Hospitalization of sick pets:
When a pet becomes severely sick, stops eating and drinking, or has serious injuries or other serious medical issues, it becomes necessary for an animal to be hospitalized in order to treat certain conditions that cannot be effectively treated at home. However, our staff generally prefer to keep hospitalizations as minimal as possible. We send a pet to his home as soon as they start recovering from the medical condition they have been hospitalized for and then do the required follow-up treatment work through mutual communication with the owners as needed.
Our basic hospitalization services involve admitting your pet into the animal hospital for monitoring or necessary medical care. Your pet will have their own cage or kennel within the hospital building and will be monitored closely by technicians and veterinarians throughout their stay.

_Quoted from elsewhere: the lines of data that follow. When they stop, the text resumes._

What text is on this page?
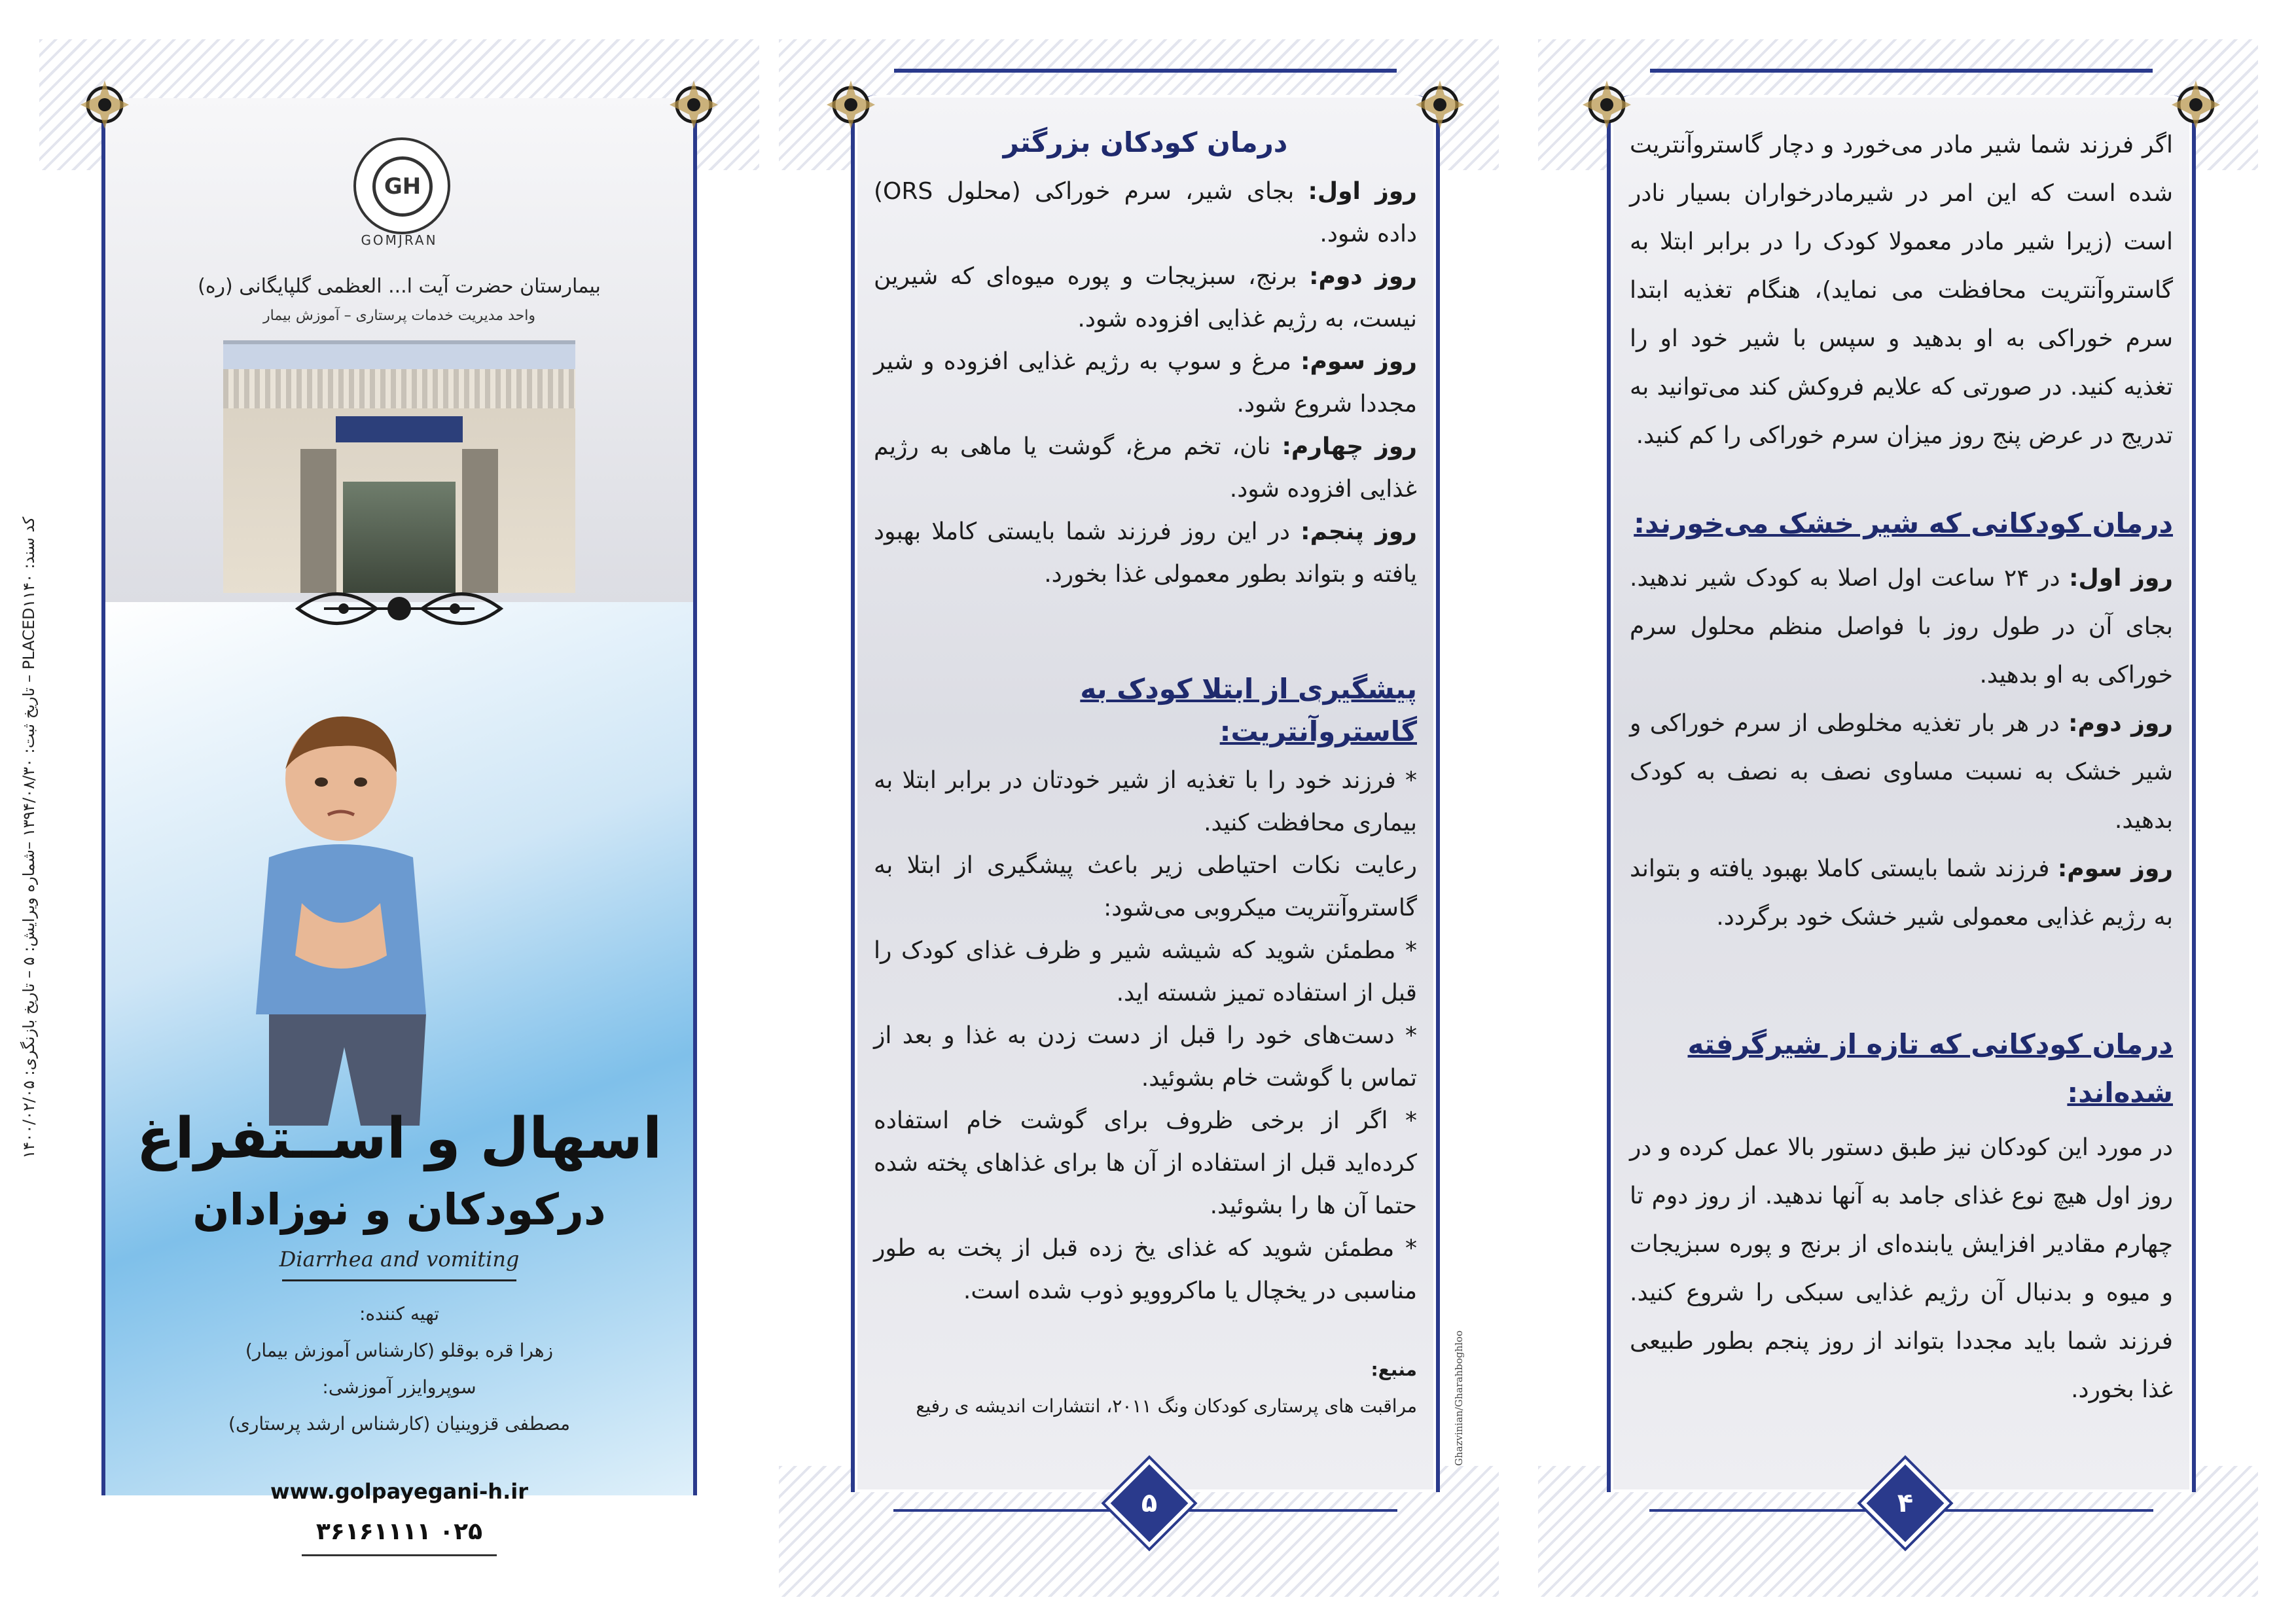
کد سند: PLACED۱۱۴۰ – تاریخ ثبت: ۱۳۹۴/۰۸/۳۰ –شماره ویرایش: ۵ – تاریخ بازنگری: ۱۴۰۰/۰۲/۰۵
Ghazvinian/Gharahboghloo
GH
GOMJRAN
بیمارستان حضرت آیت ا... العظمی گلپایگانی (ره)
واحد مدیریت خدمات پرستاری – آموزش بیمار
اسهال و اســتفراغ
درکودکان و نوزادان
Diarrhea and vomiting
تهیه کننده:
زهرا قره بوقلو (کارشناس آموزش بیمار)
سوپروایزر آموزشی:
مصطفی قزوینیان (کارشناس ارشد پرستاری)
www.golpayegani-h.ir
۰۲۵ ۳۶۱۶۱۱۱۱
درمان کودکان بزرگتر

روز اول: بجای شیر، سرم خوراکی (محلول ORS) داده شود.

روز دوم: برنج، سبزیجات و پوره میوه‌ای که شیرین نیست، به رژیم غذایی افزوده شود.

روز سوم: مرغ و سوپ به رژیم غذایی افزوده و شیر مجددا شروع شود.

روز چهارم: نان، تخم مرغ، گوشت یا ماهی به رژیم غذایی افزوده شود.

روز پنجم: در این روز فرزند شما بایستی کاملا بهبود یافته و بتواند بطور معمولی غذا بخورد.

پیشگیری از ابتلا کودک به گاستروآنتریت:

* فرزند خود را با تغذیه از شیر خودتان در برابر ابتلا به بیماری محافظت کنید.

رعایت نکات احتیاطی زیر باعث پیشگیری از ابتلا به گاستروآنتریت میکروبی می‌شود:

* مطمئن شوید که شیشه شیر و ظرف غذای کودک را قبل از استفاده تمیز شسته اید.

* دست‌های خود را قبل از دست زدن به غذا و بعد از تماس با گوشت خام بشوئید.

* اگر از برخی ظروف برای گوشت خام استفاده کرده‌اید قبل از استفاده از آن ها برای غذاهای پخته شده حتما آن ها را بشوئید.

* مطمئن شوید که غذای یخ زده قبل از پخت به طور مناسبی در یخچال یا ماکروویو ذوب شده است.

منبع:
مراقبت های پرستاری کودکان ونگ ۲۰۱۱، انتشارات اندیشه ی رفیع
۵

اگر فرزند شما شیر مادر می‌خورد و دچار گاستروآنتریت شده است که این امر در شیرمادرخواران بسیار نادر است (زیرا شیر مادر معمولا کودک را در برابر ابتلا به گاستروآنتریت محافظت می نماید)، هنگام تغذیه ابتدا سرم خوراکی به او بدهید و سپس با شیر خود او را تغذیه کنید. در صورتی که علایم فروکش کند می‌توانید به تدریج در عرض پنج روز میزان سرم خوراکی را کم کنید.

درمان کودکانی که شیر خشک می‌خورند:

روز اول: در ۲۴ ساعت اول اصلا به کودک شیر ندهید. بجای آن در طول روز با فواصل منظم محلول سرم خوراکی به او بدهید.

روز دوم: در هر بار تغذیه مخلوطی از سرم خوراکی و شیر خشک به نسبت مساوی نصف به نصف به کودک بدهید.

روز سوم: فرزند شما بایستی کاملا بهبود یافته و بتواند به رژیم غذایی معمولی شیر خشک خود برگردد.

درمان کودکانی که تازه از شیرگرفته شده‌اند:

در مورد این کودکان نیز طبق دستور بالا عمل کرده و در روز اول هیچ نوع غذای جامد به آنها ندهید. از روز دوم تا چهارم مقادیر افزایش یابنده‌ای از برنج و پوره سبزیجات و میوه و بدنبال آن رژیم غذایی سبکی را شروع کنید. فرزند شما باید مجددا بتواند از روز پنجم بطور طبیعی غذا بخورد.

۴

During a pet's hospitalization, we encourage frequent visits by the family to provide comfort and reassurance to your pet and to inform and support the family directly with regard to your pet’s status. You can ask our staff about the best time to receive an update, and visiting hours can be arranged at the time of hospitalization. Your pet will receive medical treatments (such as medications, fluid therapy, and physical therapy) as directed by your veterinarian.
Once your vet determines your pet is well enough to go home, you will be given verbal or written follow-up instructions. Schedule your follow-up appointment with your veterinarian before you leave the hospital with your pet.